Ma Not Guilty But New Charges Await
In what has become a tradition in Taiwan of criminal charges filed against former presidents once they lose the immunity provided by the office, Ma Ying-jeou has prevailed in one criminal trial, but more are on the way. On March 28, Ma was found not guilty by the Taipei District Court of violating the Communication Security and Surveillance Act and the Personal Information Protection Act as well as defamation charges. The case stems from a 2013 incident in which Ma allegedly leaked evidence obtained through wiretaps of an investigation into illegal lobbying between Democratic Progresssive Party (DPP) legislator Ker Chien-ming and then-Legislative Speaker Wang Jin-pyng of the Kuomintang (KMT), after receiving information from then Prosecutor-General Huang Shih-ming. Ker filed the lawsuit against Ma in 2013, but had to wait for the former president to leave office before prosecutors would proceed with the case. Additional charges were filed against Ma earlier in March. The KMT is calling the charges a “witch hunt.”

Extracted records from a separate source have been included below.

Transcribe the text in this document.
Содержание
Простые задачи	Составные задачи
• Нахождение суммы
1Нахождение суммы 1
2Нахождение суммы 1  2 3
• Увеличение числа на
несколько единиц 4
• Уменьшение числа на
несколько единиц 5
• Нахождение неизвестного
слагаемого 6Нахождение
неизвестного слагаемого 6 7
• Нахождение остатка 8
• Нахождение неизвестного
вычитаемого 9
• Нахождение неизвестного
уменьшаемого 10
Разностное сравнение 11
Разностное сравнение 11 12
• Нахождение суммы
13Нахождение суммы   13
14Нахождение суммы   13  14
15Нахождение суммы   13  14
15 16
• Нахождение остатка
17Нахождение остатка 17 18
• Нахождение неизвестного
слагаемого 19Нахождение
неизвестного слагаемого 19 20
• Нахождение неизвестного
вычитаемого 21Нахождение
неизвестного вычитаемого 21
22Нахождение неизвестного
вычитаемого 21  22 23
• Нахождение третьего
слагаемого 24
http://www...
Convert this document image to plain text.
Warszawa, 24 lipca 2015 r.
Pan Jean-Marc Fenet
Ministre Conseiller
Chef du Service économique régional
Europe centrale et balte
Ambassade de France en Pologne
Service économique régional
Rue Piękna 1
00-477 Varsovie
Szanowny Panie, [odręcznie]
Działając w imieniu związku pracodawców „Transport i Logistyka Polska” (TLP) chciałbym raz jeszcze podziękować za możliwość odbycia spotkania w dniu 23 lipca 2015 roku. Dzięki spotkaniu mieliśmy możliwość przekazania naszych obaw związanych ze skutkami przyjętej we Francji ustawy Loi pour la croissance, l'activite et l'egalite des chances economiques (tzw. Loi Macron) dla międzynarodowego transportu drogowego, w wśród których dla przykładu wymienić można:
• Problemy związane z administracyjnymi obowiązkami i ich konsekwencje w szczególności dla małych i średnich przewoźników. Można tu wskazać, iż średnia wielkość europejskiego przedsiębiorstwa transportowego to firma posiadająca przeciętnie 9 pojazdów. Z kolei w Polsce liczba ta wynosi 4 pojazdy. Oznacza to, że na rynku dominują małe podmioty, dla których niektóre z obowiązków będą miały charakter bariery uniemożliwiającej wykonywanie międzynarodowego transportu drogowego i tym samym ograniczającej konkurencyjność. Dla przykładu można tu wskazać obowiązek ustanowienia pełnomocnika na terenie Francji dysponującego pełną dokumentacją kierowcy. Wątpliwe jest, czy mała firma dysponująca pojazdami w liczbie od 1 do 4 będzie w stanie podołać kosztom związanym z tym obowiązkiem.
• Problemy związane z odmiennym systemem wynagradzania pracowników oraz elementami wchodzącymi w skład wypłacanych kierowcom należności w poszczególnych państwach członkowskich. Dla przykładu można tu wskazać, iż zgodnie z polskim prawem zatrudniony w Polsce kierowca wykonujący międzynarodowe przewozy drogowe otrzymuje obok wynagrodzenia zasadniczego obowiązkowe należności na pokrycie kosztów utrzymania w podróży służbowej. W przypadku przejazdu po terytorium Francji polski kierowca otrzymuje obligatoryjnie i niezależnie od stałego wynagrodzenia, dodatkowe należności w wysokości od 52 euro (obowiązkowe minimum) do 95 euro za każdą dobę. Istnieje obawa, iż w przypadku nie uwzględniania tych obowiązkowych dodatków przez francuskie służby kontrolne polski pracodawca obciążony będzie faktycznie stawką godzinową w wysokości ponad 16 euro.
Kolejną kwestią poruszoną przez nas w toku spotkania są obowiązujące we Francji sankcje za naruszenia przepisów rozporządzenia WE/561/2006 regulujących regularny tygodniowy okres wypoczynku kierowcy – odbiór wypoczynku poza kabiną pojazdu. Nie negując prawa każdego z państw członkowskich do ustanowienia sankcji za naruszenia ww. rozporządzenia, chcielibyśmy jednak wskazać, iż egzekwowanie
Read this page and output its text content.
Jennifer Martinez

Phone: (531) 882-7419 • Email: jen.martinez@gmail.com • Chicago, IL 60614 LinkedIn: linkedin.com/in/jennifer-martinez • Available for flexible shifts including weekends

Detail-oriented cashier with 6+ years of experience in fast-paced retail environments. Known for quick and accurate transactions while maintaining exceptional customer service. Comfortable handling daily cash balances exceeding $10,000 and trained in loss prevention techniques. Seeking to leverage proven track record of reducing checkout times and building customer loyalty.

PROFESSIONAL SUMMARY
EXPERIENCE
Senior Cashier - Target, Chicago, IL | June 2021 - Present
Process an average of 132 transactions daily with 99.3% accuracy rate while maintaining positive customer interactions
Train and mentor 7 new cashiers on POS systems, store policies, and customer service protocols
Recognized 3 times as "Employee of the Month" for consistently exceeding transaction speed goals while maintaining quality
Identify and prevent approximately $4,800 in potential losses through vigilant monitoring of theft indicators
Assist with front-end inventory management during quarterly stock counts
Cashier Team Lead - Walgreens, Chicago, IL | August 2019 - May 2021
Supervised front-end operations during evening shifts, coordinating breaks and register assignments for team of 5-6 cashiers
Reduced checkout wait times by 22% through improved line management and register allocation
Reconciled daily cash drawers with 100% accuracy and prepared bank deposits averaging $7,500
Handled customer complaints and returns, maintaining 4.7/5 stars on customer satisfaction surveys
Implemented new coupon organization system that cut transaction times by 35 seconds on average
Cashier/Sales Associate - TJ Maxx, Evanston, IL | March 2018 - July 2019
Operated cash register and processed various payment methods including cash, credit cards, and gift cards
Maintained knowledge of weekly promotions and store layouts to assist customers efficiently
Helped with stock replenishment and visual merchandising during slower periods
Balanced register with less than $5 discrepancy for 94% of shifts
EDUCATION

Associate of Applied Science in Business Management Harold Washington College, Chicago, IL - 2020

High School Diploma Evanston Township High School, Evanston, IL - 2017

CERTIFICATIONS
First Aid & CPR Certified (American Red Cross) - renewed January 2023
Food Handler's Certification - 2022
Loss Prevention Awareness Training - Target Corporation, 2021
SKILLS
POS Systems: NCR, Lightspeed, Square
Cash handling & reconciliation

Baseball Losses Spur Outrage
Chinese Taipei’s failure to win a single game in the recent World Baseball Classic tournament has prompted a petition to fire its management and reform the national organization for the sport. The Taiwan team was eliminated in the first round of the quadrennial tournament, which was held in Seoul, Korea from March 6 to 22. Taiwan has traditionally been a strong contender in international baseball competitions and at least 40,000 outraged fans have signed an online petition calling for the abolition or reorganization of the Chinese Taipei Baseball Association (CTBA). Public anger rose to the point that Premier Lin Chuan called for a Cabinet-level review “to determine why the national squad did not have the best possible lineup and why players could not perform at their best.” He made the remarks at the Legislative Yuan following the team’s return to Taiwan.
CTBA is a non-governmental organization but is funded by the Sports Administration under the Ministry of Education. In response to the public anger, the government appointed Lin Te-fu, former Sports Council head during the Chen Shui-bian administration, to take over as head of the association. Lin oversaw Chinese Taipei’s participation in the 2004 Athens Olympics, among other accomplishments.
Hockey Game Ends in Brawl
Shockingly, a hockey game between fierce rivals Taiwan, playing as “Chinese Taipei,” and China ended in a bench clearing on-ice brawl. The incident reportedly started when Chinese forward Wang Ziqiao skated into a Taiwan player after the final siren in the game, which China won 4-0. A melee ensued as players from the two sides went at it, and the crowd joined in by throwing bottles and even a chair onto the ice. Members of the Chinese team had reportedly been angered by the taunts of the spectators, with many at the Taipei Annex Arena shouting for them to go back to China. As the referees tried to control the situation, Chinese players unfurled a large Chinese flag while making insulting gestures at the crowd.